Why Niching is Critical For Your Business

Question of the Week

Why Niching is Critical For Your Business

Happy Friday, all!

I hope you’ve had a fantastic week. I’ve had a lot of conversations around growing income this week with both established and new business owners. And the topic that continues to come up is the idea of niching your business.

This week, I dive it what niching is and why it’s the most critical business decision you’ll make.

 

What is niching?

In short, niching is specializing. It hones in on a specific set of products or services rather than trying to sell a wide variety or do many different things.

At first, niching seems counterintuitive: don’t you want to do a wide variety of things, so you have the chance at getting the most customers? Nope!

There are a ton of benefits of becoming specialized and focusing on what you do. Keep reading to learn more.

 

Benefits of niching

While it’s scary to limit your client base, doing so opens up many more possibilities for you.

First, it allows you to focus. It focuses your message, marketing, and offerings. You concentrate your message on what those clients want and need by speaking to a specific, small audience. And by focusing on their needs and solving your problem, your business becomes one of attraction rather than promotion. In other words, your people seek you out because you provide solutions to the issues they need resolving.

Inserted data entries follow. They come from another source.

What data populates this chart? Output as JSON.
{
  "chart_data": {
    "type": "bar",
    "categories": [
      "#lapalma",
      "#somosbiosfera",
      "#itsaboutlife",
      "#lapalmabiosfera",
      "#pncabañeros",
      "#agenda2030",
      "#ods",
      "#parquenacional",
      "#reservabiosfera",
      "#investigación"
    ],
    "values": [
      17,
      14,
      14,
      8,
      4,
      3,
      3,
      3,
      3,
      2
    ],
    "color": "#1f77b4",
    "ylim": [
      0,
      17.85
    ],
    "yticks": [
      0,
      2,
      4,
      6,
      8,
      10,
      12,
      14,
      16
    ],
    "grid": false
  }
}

Second, it gets you better at what you do. By repeatedly working on and getting into the details of your specific client set, you become more skilled and efficient at what you do. It also allows you to strengthen your offerings as you adjust and fix problems in your process in ways that most benefit your clients. And as a by-product, you become established and an expert in your field.

Lastly, you can quickly establish your network and a loyal client base. As the cliché goes, birds of a feather flock together. By focusing on a specific flock, you can find groups, events, and spaces that will eventually get more clients and referrals. Ironically, the smaller the niche, the tighter and more well-connected the group.

 

How to define/refine a niche

Now that we’ve established why niching is important to your business. Let’s talk about how to define or refine your niche. Here are four steps you can go through to do that.

 

1.     Find your passion, vision, and values

To help with niching, I first take my clients through the Visioning process to get a sense of their passion, vision, and values. These three principles will be the foundation of your business and give you the lens you use to make future decisions for the company.

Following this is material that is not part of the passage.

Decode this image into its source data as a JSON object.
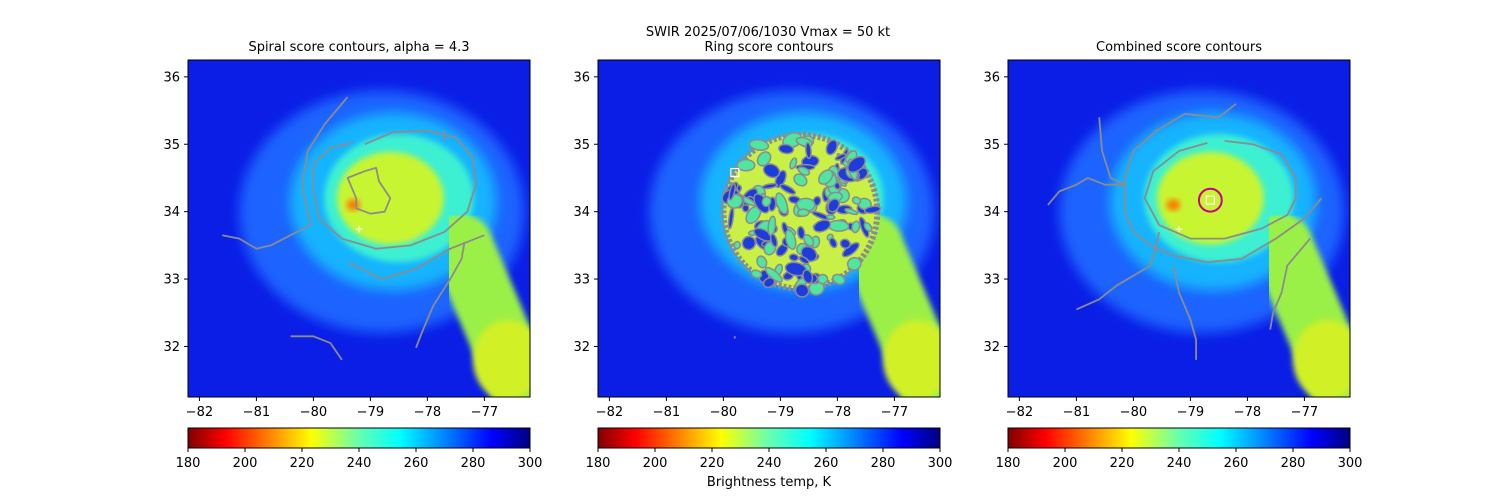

One of my questions comes from the Kinder Three Questions, developed by the father of Financial Life Planning, George Kinder. We want you to imagine that your company is financially secure, that it has enough money to take care of its needs, now and in the future. How would you structure that company? If you already have a company, what would you change? Let yourself go. Don’t hold back on your dreams.

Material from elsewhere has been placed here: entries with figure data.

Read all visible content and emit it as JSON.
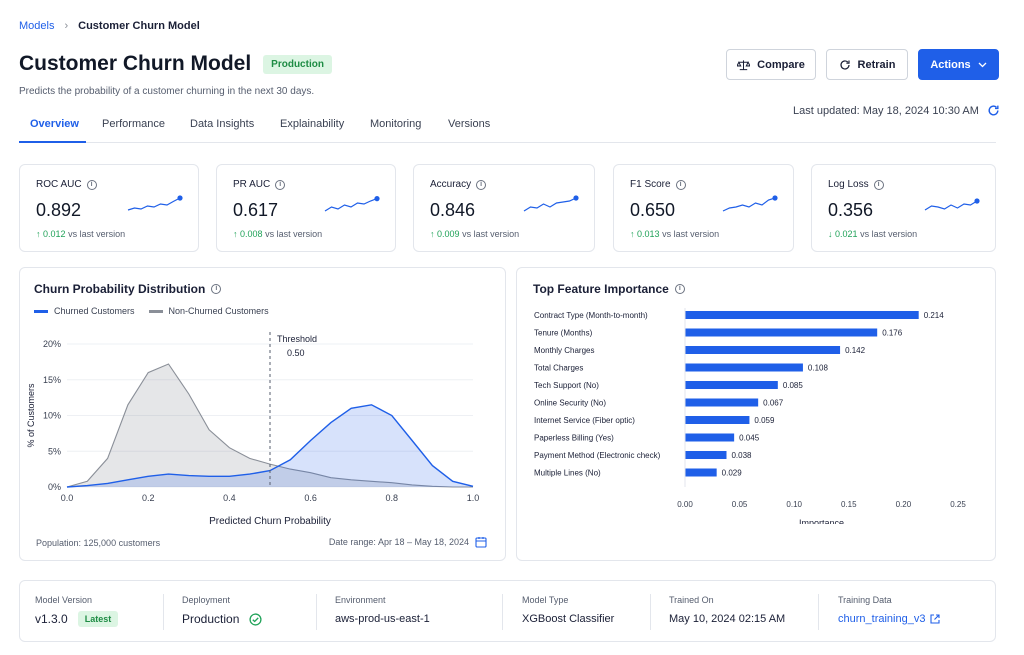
{
  "breadcrumb": {
    "parent": "Models",
    "current": "Customer Churn Model"
  },
  "header": {
    "title": "Customer Churn Model",
    "status_badge": "Production",
    "description": "Predicts the probability of a customer churning in the next 30 days.",
    "last_updated": "Last updated: May 18, 2024 10:30 AM"
  },
  "buttons": {
    "compare": "Compare",
    "retrain": "Retrain",
    "actions": "Actions"
  },
  "tabs": [
    {
      "label": "Overview",
      "active": true
    },
    {
      "label": "Performance"
    },
    {
      "label": "Data Insights"
    },
    {
      "label": "Explainability"
    },
    {
      "label": "Monitoring"
    },
    {
      "label": "Versions"
    }
  ],
  "metrics": [
    {
      "title": "ROC AUC",
      "value": "0.892",
      "delta": "0.012",
      "direction": "up",
      "delta_suffix": "vs last version",
      "trend": [
        0.35,
        0.45,
        0.4,
        0.55,
        0.5,
        0.65,
        0.6,
        0.78,
        0.95
      ]
    },
    {
      "title": "PR AUC",
      "value": "0.617",
      "delta": "0.008",
      "direction": "up",
      "delta_suffix": "vs last version",
      "trend": [
        0.3,
        0.5,
        0.4,
        0.6,
        0.5,
        0.7,
        0.65,
        0.8,
        0.92
      ]
    },
    {
      "title": "Accuracy",
      "value": "0.846",
      "delta": "0.009",
      "direction": "up",
      "delta_suffix": "vs last version",
      "trend": [
        0.3,
        0.5,
        0.45,
        0.65,
        0.5,
        0.7,
        0.75,
        0.8,
        0.95
      ]
    },
    {
      "title": "F1 Score",
      "value": "0.650",
      "delta": "0.013",
      "direction": "up",
      "delta_suffix": "vs last version",
      "trend": [
        0.3,
        0.45,
        0.5,
        0.6,
        0.5,
        0.7,
        0.6,
        0.85,
        0.95
      ]
    },
    {
      "title": "Log Loss",
      "value": "0.356",
      "delta": "0.021",
      "direction": "down",
      "delta_suffix": "vs last version",
      "trend": [
        0.35,
        0.55,
        0.5,
        0.4,
        0.6,
        0.45,
        0.65,
        0.6,
        0.8
      ]
    }
  ],
  "distribution": {
    "title": "Churn Probability Distribution",
    "legend": [
      "Churned Customers",
      "Non-Churned Customers"
    ],
    "threshold_label": "Threshold",
    "threshold_value": "0.50",
    "population": "Population: 125,000 customers",
    "date_range": "Date range: Apr 18 – May 18, 2024"
  },
  "feature_importance": {
    "title": "Top Feature Importance"
  },
  "chart_data": [
    {
      "type": "area",
      "title": "Churn Probability Distribution",
      "xlabel": "Predicted Churn Probability",
      "ylabel": "% of Customers",
      "xlim": [
        0,
        1
      ],
      "ylim": [
        0,
        20
      ],
      "x_ticks": [
        "0.0",
        "0.2",
        "0.4",
        "0.6",
        "0.8",
        "1.0"
      ],
      "y_ticks": [
        "0%",
        "5%",
        "10%",
        "15%",
        "20%"
      ],
      "legend_placement": "top-left",
      "threshold": 0.5,
      "colors": {
        "churned": "#1f5fe8",
        "non_churned": "#8a8f98"
      },
      "x": [
        0.0,
        0.05,
        0.1,
        0.15,
        0.2,
        0.25,
        0.3,
        0.35,
        0.4,
        0.45,
        0.5,
        0.55,
        0.6,
        0.65,
        0.7,
        0.75,
        0.8,
        0.85,
        0.9,
        0.95,
        1.0
      ],
      "series": [
        {
          "name": "Churned Customers",
          "values": [
            0,
            0.2,
            0.5,
            1.0,
            1.5,
            1.8,
            1.6,
            1.5,
            1.5,
            1.8,
            2.3,
            3.8,
            6.5,
            9.0,
            11.0,
            11.5,
            10.0,
            6.5,
            3.0,
            0.8,
            0.1
          ]
        },
        {
          "name": "Non-Churned Customers",
          "values": [
            0,
            0.8,
            4.0,
            11.5,
            16.0,
            17.2,
            13.0,
            8.0,
            5.5,
            4.0,
            3.2,
            2.5,
            2.0,
            1.3,
            1.0,
            0.8,
            0.6,
            0.3,
            0.1,
            0,
            0
          ]
        }
      ]
    },
    {
      "type": "bar",
      "title": "Top Feature Importance",
      "xlabel": "Importance",
      "xlim": [
        0,
        0.25
      ],
      "x_ticks": [
        "0.00",
        "0.05",
        "0.10",
        "0.15",
        "0.20",
        "0.25"
      ],
      "color": "#1f5fe8",
      "categories": [
        "Contract Type (Month-to-month)",
        "Tenure (Months)",
        "Monthly Charges",
        "Total Charges",
        "Tech Support (No)",
        "Online Security (No)",
        "Internet Service (Fiber optic)",
        "Paperless Billing (Yes)",
        "Payment Method (Electronic check)",
        "Multiple Lines (No)"
      ],
      "values": [
        0.214,
        0.176,
        0.142,
        0.108,
        0.085,
        0.067,
        0.059,
        0.045,
        0.038,
        0.029
      ],
      "value_labels": [
        "0.214",
        "0.176",
        "0.142",
        "0.108",
        "0.085",
        "0.067",
        "0.059",
        "0.045",
        "0.038",
        "0.029"
      ]
    }
  ],
  "footer": {
    "model_version": {
      "label": "Model Version",
      "value": "v1.3.0",
      "badge": "Latest"
    },
    "deployment": {
      "label": "Deployment",
      "value": "Production"
    },
    "environment": {
      "label": "Environment",
      "value": "aws-prod-us-east-1"
    },
    "model_type": {
      "label": "Model Type",
      "value": "XGBoost Classifier"
    },
    "trained_on": {
      "label": "Trained On",
      "value": "May 10, 2024 02:15 AM"
    },
    "training_data": {
      "label": "Training Data",
      "value": "churn_training_v3"
    }
  }
}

Finding your passion and establishing the values for your business allows you to clearly focus on what you hope to achieve and then help you find your ideal customer.

 

2.     Identify your ideal client.

Next, I take clients through another exercise that clearly outlines who they see as their ideal client. We dive deep into that person’s stats (age, location, race/ethnicity, etc.). We reflect on the brands and experts they love. And we outline their needs, wants, and motivations. Identifying your client allows clarity on what problems they face and how your product or service can solve their problems. I give actual exercise here if you’re interested. And if you already have an established client base, you can analyze them to get even more precise on who you want to serve and the problems you’re trying to solve.

 

3.     Research the competition

Is there anyone else out there that does what you want to do? Take some time to research your potential competition. With a defined niche, you can quickly identify them and will likely see the competition is limited. Just because other people are doing what you want to do doesn’t mean that you shouldn’t do it. You’re unique and can bring your spin to your product or service. Researching your competition allows you to gain insight into strategies and tactics that already work to build the business, gaps in the market that you can fill, or ways you can bring your twist to the product or service.

 

4.     Build, measure, learn

Lastly, you want to test your product or services. I’m a huge fan of the Lean-Start Up method of building a business. This method has several versions, but I’m partial to the one outlined in Eric Ries’s book The Lean Startup.

Overall, the concept favors experimentation, feedback, and repeated adjustments overelaborate, rigid planning. This method allows you to work smarter, not harder, by developing a minimum viable product for your niche that will enable you to begin learning about your process or service as soon as possible. In turn, you end up continually testing your vision and improving your product or service. It’s a type of “validated learning” or a rigorous method for demonstrating progress amid extreme uncertainty.

 

Quote of the Week

“We are all experts in our own little niches” – Alex Trebek

 

Task of the Week

Can you define your niche? Can you clearly identify your ideal customer? Is your current niche fueling your passion, vision, and values?

Take some time this week to reflect on your niche. Then, you can go through some of the exercises above to help you get a better sense of whether it’s time to hone your niche and refine your business.